Some authors propose that attenuated psychotic symptoms like attentional or perceptual distortions may increase the low specificity of the prodromal signs and symptoms (see Yung et al. 1996, this issue). Based on their own clinical experiences and the findings from research on vulnerability markers, Olin and Mednick (1996, this issue) and Yung et al. (1996, this issue) propose that in the 16-30 year-old cohort population we can use a combination of different predictors of schizophrenia to identify persons with moderate psychopathological disturbances who should get early treatment for schizophrenia. McGorry et al. (1996, this issue) and Yung et al. (1996, this issue) are now exploring the value of combining risk factors such as family history of psychosis, prodromal symptoms from the DSM-III-R list, history of transient psychotic symptoms, and other neurobiological and neuropsychological predictors of schizophrenia. This is based on the notion that persons with prodromal symptoms of psychosis run an increased risk for advancing further into manifest schizophrenia if the above characteristics are present. The extensive list of predictors of schizophrenia (Olin and Mednick 1996, this issue) could be used to decide whether a person has a preschizophrenic prodromal syndrome. However, in clinical practice, subjecting patients with only vague prodromal symptoms to extensive biological and neuropsychological examinations may not be feasible. Therefore, we need to explore further which predictors best indicate a forthcoming schizophrenic syndrome among prodromal subjects. The ongoing study in Australia (Yung et al. 1996, this issue; McGorry et al. 1996, this issue) may give us new answers to this question.

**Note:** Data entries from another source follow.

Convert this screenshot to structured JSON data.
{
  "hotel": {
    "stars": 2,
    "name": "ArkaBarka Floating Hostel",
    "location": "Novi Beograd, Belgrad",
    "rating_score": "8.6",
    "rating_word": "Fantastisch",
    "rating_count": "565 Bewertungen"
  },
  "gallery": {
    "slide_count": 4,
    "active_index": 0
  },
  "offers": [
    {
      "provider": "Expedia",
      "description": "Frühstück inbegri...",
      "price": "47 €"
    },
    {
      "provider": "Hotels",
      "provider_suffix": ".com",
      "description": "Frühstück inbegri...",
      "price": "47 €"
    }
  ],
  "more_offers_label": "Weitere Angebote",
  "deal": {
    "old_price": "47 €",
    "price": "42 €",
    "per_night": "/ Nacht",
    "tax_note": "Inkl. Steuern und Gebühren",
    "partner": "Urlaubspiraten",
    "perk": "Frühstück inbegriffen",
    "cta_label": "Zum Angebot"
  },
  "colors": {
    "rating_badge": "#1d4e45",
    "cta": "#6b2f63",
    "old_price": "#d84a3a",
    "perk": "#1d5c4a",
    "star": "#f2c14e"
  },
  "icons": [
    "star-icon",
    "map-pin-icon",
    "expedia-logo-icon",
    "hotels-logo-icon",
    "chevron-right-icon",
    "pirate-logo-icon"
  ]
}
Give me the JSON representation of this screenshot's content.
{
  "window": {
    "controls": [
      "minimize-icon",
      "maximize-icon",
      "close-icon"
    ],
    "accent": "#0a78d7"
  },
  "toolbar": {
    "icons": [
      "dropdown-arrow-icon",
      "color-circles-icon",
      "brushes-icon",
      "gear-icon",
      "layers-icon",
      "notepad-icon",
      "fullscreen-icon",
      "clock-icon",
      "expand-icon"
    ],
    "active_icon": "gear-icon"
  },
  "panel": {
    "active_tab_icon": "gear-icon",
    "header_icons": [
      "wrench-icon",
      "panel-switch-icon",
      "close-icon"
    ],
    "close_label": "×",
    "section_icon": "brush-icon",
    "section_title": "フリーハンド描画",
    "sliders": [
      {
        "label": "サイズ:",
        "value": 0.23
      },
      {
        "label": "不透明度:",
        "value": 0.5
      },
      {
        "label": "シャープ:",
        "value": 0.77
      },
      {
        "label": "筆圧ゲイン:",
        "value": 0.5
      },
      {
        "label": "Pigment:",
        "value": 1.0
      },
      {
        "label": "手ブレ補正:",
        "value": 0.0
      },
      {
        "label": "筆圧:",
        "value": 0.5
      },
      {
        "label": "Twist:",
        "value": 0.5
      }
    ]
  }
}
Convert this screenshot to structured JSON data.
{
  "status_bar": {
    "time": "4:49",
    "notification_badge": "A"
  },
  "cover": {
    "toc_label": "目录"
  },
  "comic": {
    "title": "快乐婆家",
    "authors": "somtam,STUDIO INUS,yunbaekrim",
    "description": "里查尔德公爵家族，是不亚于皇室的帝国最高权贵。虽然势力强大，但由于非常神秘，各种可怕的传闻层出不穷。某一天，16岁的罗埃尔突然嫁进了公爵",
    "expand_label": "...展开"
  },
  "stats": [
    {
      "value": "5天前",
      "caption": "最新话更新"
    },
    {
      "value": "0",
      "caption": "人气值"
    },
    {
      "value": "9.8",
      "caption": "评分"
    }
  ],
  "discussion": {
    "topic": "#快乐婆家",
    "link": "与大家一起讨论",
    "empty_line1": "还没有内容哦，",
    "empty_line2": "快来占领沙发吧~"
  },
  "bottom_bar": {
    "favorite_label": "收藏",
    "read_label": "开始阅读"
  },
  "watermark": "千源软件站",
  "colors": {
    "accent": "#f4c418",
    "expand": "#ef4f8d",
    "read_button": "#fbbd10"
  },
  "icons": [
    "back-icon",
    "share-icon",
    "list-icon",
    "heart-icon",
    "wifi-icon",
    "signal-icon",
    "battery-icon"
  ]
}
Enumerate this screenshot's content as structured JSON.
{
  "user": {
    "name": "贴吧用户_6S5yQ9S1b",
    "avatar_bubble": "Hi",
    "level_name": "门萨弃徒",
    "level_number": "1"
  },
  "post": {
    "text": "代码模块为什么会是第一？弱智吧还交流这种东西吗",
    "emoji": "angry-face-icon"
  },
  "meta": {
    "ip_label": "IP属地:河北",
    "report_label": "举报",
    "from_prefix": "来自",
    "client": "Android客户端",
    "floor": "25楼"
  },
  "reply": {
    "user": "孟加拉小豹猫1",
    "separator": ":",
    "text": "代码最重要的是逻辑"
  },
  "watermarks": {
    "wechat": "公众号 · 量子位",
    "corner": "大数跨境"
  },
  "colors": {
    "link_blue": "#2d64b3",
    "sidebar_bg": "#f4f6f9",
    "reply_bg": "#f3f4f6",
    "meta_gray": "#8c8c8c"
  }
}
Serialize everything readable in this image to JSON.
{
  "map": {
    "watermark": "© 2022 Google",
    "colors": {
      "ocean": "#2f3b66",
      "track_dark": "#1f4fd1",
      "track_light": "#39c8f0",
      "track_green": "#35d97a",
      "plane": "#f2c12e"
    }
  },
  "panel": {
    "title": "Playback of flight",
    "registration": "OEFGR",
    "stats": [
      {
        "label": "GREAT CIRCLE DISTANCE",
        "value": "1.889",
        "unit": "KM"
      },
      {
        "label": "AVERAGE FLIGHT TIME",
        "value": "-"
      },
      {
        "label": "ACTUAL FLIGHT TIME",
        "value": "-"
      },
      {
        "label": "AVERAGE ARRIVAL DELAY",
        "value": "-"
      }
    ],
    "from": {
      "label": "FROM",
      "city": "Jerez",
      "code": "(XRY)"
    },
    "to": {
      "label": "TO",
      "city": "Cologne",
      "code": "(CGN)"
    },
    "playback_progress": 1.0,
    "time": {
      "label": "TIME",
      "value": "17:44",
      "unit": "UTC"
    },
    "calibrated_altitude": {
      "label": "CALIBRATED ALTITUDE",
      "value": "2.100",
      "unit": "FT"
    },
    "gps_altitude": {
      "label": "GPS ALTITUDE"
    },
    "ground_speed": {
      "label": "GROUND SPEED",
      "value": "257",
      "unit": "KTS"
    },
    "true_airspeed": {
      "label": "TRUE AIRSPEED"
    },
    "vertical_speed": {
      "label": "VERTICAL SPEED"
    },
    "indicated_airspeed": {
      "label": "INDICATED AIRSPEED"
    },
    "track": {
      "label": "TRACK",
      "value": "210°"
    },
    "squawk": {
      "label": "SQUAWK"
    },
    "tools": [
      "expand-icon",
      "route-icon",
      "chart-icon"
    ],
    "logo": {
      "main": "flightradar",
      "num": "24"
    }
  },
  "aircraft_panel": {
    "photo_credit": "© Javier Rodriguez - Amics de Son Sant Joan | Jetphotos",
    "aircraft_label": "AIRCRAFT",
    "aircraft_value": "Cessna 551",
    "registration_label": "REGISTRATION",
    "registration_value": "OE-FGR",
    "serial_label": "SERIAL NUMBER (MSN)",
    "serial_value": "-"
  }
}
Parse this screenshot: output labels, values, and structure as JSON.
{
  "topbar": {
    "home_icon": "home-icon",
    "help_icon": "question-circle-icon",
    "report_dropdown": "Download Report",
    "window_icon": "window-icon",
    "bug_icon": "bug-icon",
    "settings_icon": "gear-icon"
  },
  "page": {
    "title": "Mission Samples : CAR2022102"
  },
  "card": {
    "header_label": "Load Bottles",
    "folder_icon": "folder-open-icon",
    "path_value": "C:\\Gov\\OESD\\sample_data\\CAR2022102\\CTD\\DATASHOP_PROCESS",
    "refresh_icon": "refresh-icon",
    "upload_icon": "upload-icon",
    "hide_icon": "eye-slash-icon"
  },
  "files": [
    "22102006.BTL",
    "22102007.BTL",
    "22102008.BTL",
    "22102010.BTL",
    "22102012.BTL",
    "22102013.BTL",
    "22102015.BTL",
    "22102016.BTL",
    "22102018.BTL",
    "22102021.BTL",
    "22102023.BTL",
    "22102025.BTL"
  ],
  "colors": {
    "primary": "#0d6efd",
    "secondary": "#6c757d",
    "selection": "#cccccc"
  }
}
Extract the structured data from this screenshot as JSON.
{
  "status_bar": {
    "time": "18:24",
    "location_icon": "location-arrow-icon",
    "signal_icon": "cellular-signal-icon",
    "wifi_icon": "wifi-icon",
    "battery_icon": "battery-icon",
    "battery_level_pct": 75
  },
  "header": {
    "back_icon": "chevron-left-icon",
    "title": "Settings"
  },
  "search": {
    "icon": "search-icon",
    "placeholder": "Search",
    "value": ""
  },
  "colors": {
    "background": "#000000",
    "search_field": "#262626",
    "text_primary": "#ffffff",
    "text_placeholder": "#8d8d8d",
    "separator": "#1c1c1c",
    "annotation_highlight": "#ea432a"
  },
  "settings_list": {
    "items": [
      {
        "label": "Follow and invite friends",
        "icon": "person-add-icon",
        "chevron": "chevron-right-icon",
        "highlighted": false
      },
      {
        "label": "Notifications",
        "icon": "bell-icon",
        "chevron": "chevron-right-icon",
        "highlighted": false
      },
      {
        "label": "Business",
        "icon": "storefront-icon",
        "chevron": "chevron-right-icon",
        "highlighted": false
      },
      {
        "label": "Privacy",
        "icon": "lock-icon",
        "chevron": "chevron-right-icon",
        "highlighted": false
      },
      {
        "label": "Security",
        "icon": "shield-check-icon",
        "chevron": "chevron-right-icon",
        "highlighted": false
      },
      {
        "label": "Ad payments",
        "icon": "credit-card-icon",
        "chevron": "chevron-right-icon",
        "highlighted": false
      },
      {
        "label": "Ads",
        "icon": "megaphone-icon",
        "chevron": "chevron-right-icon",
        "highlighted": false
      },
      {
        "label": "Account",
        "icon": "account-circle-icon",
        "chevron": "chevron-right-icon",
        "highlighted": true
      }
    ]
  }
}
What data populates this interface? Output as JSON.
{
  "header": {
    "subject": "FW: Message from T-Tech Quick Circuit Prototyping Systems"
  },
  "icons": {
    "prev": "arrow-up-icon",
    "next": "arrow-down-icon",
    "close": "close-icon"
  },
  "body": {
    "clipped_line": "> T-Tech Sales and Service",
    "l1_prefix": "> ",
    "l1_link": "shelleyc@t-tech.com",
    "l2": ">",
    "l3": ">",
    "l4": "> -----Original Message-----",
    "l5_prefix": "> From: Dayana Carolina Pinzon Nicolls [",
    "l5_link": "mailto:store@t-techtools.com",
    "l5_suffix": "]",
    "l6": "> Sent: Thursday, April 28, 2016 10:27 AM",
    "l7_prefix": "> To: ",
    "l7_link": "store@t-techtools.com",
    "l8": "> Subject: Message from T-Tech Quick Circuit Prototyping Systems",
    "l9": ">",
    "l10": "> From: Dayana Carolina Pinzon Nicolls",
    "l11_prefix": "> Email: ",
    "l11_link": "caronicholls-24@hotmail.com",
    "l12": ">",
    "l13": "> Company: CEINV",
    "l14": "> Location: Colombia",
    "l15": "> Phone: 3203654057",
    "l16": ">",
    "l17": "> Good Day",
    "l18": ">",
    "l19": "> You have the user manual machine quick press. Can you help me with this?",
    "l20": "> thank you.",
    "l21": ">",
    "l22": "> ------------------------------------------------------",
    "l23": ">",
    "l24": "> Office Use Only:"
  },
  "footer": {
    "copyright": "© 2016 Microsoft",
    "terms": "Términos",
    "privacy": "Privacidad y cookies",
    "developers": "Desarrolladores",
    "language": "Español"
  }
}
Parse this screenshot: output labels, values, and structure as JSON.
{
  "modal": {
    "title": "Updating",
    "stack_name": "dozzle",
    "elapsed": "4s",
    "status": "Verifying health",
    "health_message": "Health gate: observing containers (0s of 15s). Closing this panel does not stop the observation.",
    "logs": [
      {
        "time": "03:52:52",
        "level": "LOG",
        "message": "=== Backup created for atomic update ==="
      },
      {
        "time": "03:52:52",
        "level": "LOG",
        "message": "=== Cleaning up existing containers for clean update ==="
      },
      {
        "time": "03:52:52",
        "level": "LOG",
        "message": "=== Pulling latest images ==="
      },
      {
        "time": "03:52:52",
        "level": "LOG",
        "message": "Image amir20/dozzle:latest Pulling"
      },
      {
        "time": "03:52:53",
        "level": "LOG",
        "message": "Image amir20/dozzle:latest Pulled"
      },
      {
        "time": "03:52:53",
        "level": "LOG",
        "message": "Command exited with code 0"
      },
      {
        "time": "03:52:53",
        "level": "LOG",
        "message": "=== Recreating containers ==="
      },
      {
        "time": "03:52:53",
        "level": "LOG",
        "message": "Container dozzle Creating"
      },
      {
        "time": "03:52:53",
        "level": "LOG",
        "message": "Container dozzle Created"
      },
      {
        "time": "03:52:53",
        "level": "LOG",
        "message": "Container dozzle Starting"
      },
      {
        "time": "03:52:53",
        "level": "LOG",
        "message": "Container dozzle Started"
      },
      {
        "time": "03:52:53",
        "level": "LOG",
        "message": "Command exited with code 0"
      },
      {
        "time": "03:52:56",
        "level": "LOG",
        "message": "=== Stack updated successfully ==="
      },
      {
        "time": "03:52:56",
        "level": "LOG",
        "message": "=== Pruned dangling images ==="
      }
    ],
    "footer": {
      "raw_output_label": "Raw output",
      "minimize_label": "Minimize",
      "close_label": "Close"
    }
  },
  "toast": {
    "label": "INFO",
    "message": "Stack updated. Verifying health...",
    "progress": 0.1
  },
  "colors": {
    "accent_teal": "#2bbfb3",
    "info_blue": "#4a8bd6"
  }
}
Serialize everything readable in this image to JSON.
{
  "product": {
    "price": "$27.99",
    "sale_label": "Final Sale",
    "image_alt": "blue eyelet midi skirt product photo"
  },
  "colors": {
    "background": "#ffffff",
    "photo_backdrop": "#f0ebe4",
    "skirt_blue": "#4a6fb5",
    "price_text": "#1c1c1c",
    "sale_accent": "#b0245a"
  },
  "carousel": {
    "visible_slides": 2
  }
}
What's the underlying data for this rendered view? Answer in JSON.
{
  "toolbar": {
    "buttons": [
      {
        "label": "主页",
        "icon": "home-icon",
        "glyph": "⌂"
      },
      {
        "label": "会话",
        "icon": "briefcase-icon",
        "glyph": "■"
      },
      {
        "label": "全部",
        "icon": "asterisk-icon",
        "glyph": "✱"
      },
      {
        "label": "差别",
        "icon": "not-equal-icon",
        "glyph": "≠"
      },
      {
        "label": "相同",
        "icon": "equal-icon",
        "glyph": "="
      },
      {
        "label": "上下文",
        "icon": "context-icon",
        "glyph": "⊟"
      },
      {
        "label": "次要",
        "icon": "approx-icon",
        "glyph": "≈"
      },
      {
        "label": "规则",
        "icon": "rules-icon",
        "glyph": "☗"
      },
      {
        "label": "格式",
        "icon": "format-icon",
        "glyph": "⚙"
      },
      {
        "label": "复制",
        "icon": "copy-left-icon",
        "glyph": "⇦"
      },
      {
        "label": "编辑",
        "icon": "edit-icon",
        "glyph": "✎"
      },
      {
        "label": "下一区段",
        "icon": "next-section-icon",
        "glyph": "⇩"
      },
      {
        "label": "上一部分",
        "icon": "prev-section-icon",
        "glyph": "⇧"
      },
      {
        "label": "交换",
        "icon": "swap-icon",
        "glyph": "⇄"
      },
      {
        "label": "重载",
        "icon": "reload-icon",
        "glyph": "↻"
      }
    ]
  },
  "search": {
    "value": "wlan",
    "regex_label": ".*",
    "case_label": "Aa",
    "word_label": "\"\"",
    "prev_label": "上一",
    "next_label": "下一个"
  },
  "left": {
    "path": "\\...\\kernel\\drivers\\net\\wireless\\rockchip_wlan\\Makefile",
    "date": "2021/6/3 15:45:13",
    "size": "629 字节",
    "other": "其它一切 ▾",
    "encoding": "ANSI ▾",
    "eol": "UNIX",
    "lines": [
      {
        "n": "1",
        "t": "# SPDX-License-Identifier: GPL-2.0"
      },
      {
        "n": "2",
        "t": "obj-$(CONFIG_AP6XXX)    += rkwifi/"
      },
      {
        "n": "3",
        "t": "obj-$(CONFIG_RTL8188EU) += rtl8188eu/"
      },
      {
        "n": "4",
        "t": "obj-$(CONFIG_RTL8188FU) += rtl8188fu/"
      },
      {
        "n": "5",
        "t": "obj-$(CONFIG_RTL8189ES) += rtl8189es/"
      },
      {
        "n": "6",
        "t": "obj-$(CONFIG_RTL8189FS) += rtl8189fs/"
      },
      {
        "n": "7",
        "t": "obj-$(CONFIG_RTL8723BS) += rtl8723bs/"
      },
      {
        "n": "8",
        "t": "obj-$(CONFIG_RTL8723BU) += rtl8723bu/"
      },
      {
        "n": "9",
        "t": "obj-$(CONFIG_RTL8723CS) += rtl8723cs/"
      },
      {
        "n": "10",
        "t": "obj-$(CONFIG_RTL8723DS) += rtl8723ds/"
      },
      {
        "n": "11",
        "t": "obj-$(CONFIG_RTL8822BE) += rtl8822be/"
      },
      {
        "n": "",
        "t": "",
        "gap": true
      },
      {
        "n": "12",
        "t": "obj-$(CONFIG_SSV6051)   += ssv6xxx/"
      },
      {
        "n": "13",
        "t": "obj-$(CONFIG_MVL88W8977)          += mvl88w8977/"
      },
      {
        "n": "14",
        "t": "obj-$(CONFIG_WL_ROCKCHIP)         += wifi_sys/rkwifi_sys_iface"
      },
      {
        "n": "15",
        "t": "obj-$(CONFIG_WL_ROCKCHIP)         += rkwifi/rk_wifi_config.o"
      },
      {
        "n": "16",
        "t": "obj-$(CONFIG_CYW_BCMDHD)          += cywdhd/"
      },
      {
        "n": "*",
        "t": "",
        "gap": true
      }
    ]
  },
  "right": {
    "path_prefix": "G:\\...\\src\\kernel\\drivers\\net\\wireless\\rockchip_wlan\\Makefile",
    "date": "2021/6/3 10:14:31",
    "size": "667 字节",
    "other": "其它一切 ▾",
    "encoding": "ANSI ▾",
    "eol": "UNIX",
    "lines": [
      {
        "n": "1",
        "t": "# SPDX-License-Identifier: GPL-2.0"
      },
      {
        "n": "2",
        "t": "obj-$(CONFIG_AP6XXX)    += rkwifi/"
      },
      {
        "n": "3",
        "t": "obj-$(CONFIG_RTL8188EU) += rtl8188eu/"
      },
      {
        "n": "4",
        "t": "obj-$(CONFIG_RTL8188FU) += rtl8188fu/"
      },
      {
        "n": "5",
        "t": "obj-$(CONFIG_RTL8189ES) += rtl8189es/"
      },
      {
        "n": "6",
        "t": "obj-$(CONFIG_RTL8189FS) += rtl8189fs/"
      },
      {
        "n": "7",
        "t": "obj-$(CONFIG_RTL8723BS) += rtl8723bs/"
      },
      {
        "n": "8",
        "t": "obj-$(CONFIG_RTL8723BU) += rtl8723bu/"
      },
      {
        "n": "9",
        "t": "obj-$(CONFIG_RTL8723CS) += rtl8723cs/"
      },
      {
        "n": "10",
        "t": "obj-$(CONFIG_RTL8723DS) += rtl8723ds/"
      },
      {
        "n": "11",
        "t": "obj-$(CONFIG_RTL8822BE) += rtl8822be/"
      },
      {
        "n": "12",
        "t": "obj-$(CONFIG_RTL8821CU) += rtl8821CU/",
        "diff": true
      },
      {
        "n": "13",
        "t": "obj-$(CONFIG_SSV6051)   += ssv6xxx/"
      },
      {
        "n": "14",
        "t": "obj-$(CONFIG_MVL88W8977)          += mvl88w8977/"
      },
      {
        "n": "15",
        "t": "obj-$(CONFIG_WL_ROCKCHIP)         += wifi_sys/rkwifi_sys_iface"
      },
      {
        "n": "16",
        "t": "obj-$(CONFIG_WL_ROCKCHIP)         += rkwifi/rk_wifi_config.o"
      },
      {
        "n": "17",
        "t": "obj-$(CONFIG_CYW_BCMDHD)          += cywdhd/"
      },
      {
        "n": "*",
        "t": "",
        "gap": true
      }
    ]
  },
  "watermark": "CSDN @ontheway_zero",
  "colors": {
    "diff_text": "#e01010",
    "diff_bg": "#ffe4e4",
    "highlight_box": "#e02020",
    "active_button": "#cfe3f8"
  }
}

Prodromal symptoms for relapses have been studied in several follow-along studies of schizophrenia cohorts. As reviewed by Falloon et al. (1996, this issue), these prodromal symptoms are often idiosyncratic for each patient. If this is also the case in the first prodromal phase, we should focus more on the specificity of individual changes (e.g., degree, type, speed, stress relation) than on the symptom state to identify the important differences between a prodromal phase of psychosis and other changes that may occur in adolescence and young adulthood.

In general, it might be best to follow the advice from McGorry et al. (1996, this issue) to study different phases of the psychotic process more separately with regard to clinical picture -- influencing biological, psychological, and social factors -- and therapeutic interventions. As in substance abuse disorders, different factors may be important for the prodromal, the active psychotic, the relapsing, and the chronic phases.